I miss his usual gorgeous bangs look. Am I allowed to say that???


----------



## mintchip (Apr 19, 2007)

pjewel said:


> I miss his usual gorgeous bangs look. Am I allowed to say that???


Yes and I almost cut them myself this morning in :frusty:
I always heard hair irritating eyes cause tear stain  and didn't want that


----------



## Lina (Apr 26, 2007)

Sally, that's exactly why I cut Kubrick's bangs! I really missed seeing his eyes. I'm sure that Oliver can still see, though, even with the hair over his eyes. Kubrick definitely could.


----------



## Jane (Jun 2, 2007)

Sally, you can try one of those tiny mini-jaw clips, and place it just high enough to put those bangs up. Or you can try two rubber bands, one lower (closer towards the nose) to catch the shortest hairs, and then another one up higher to catch the first clump plus surrounding longer hairs....

Or is that just too much work?


----------



## mintchip (Apr 19, 2007)

Jane----it isn't to much work but Comet pulls Oliver's hair and clips
Carolina I LOVE seeing their eyes!


----------



## marjrc (Jan 13, 2007)

Awwww, what a cute ragamuffin! lol I like the idea of a couple of braids, if you can manage it. They may look funny at first, but might hold better when playing with Comet.


----------



## Missy (Nov 6, 2006)

I have no thoughts Sally--- but I just have to say Oliver is absolutely the cutest Hav I have seen today. Ok-- in the thread. but Oliver is still the Hav of my dreams. 

seriously, I believe Suzanne was explaining "the Sierra cut" and she said she clipped the hair right above the eye bows shorter so the longer hair just stands up a bit? would this be an option for you? or are you trying to grow out au naturale?


----------



## JanB (Oct 26, 2007)

Sally, I cut Tessa's bangs once and am now growing them out so they are at that in-between stage. i put a small 'topknot' right between the eyes much like Maryam described. I 'have to' see the eyes and this works well.

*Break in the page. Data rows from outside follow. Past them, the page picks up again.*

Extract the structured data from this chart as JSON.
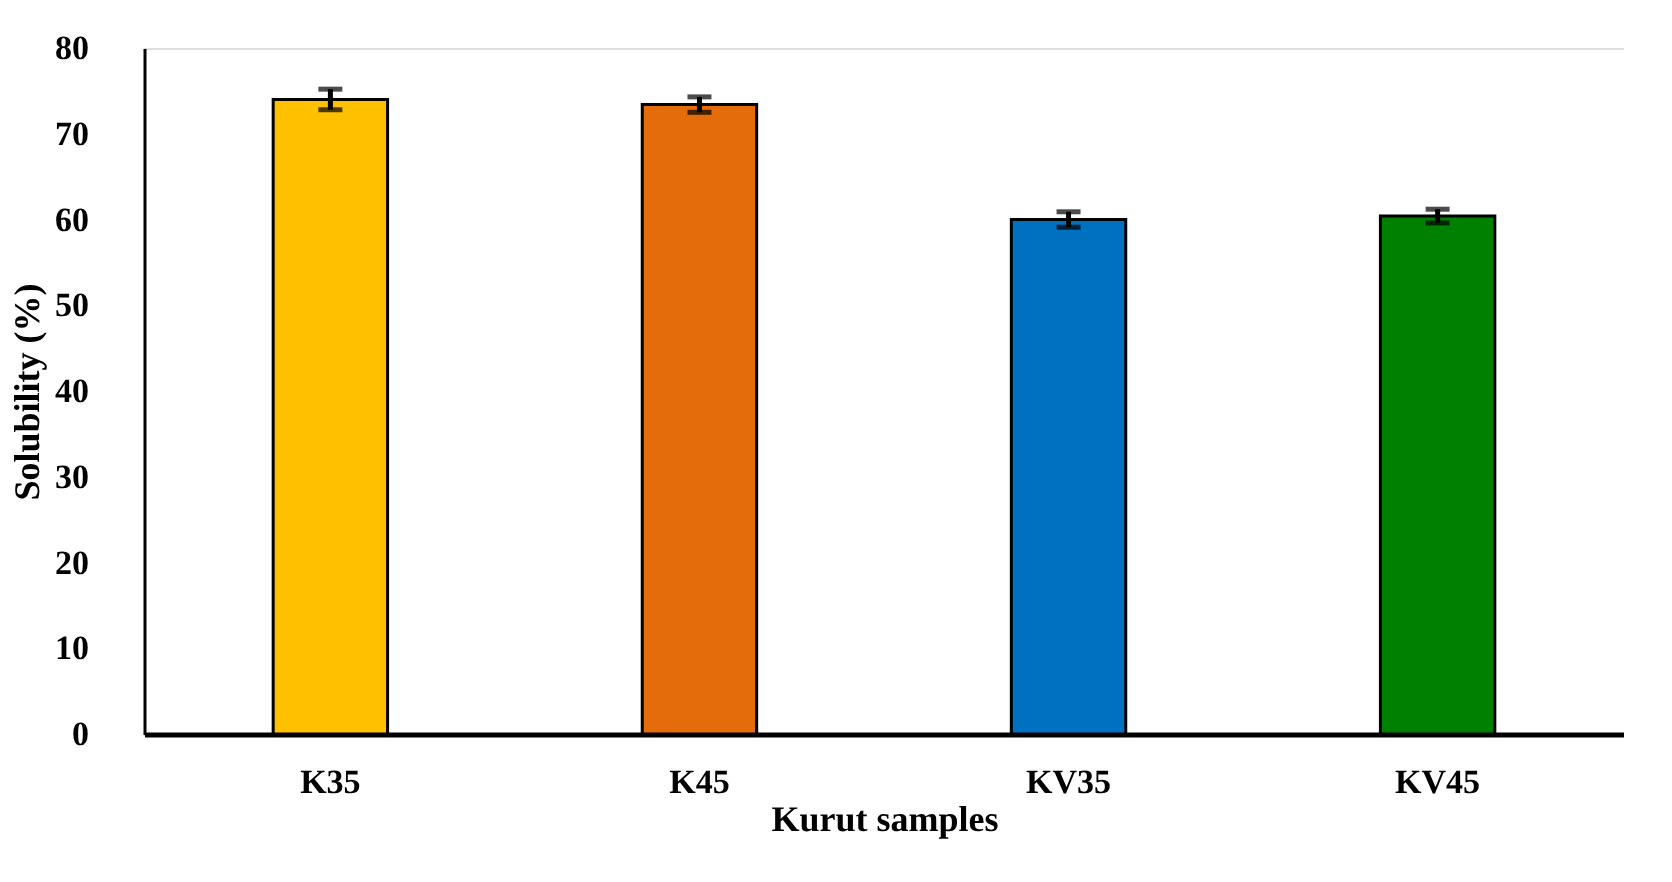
{
  "chart_data": {
    "type": "bar",
    "xlabel": "Kurut samples",
    "ylabel": "Solubility (%)",
    "categories": [
      "K35",
      "K45",
      "KV35",
      "KV45"
    ],
    "values": [
      74.0,
      73.4,
      60.0,
      60.4
    ],
    "colors": [
      "#ffc000",
      "#e46c0a",
      "#0070c0",
      "#008000"
    ],
    "errors": [
      1.2,
      0.9,
      0.9,
      0.8
    ],
    "ylim": [
      0,
      80
    ],
    "yticks": [
      0,
      10,
      20,
      30,
      40,
      50,
      60,
      70,
      80
    ],
    "grid": false
  }
}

By the way, he is a cutie! :biggrin1:


----------



## JCChaplin (Oct 2, 2007)

Sally,
you mentioned the hair in their eyes causing tear stains. Well, I would like to tell you my recent experience. Charlie, my Hav, is 9 months old and we have had him on angels eyes for 6 months for tear stains. I clip some of the hair near the inside corner of his eyes, but he still had stains, although somewhat better than he originally had. Then, last week, his eye area was very red and inflammed. I took him to the vet who proceeded to shave the hair around the inside corner of his eyes. all of a sudden, the eye stains are gone! No gunky stuff there anymore! Charlie looks a lot like Oliver-same color! I have been trimming his bangs over his eyes in between grooming appointments and I let the rest of it part on the top of his head. I also love the mini sheepdog look, but I think the hair is the cause of irritation and, besides, they have the cutest eyes!!
Good luck,
JCChaplin


----------



## mintchip (Apr 19, 2007)

Thanks JCChaplin I'd love to see a photo of Charlie


----------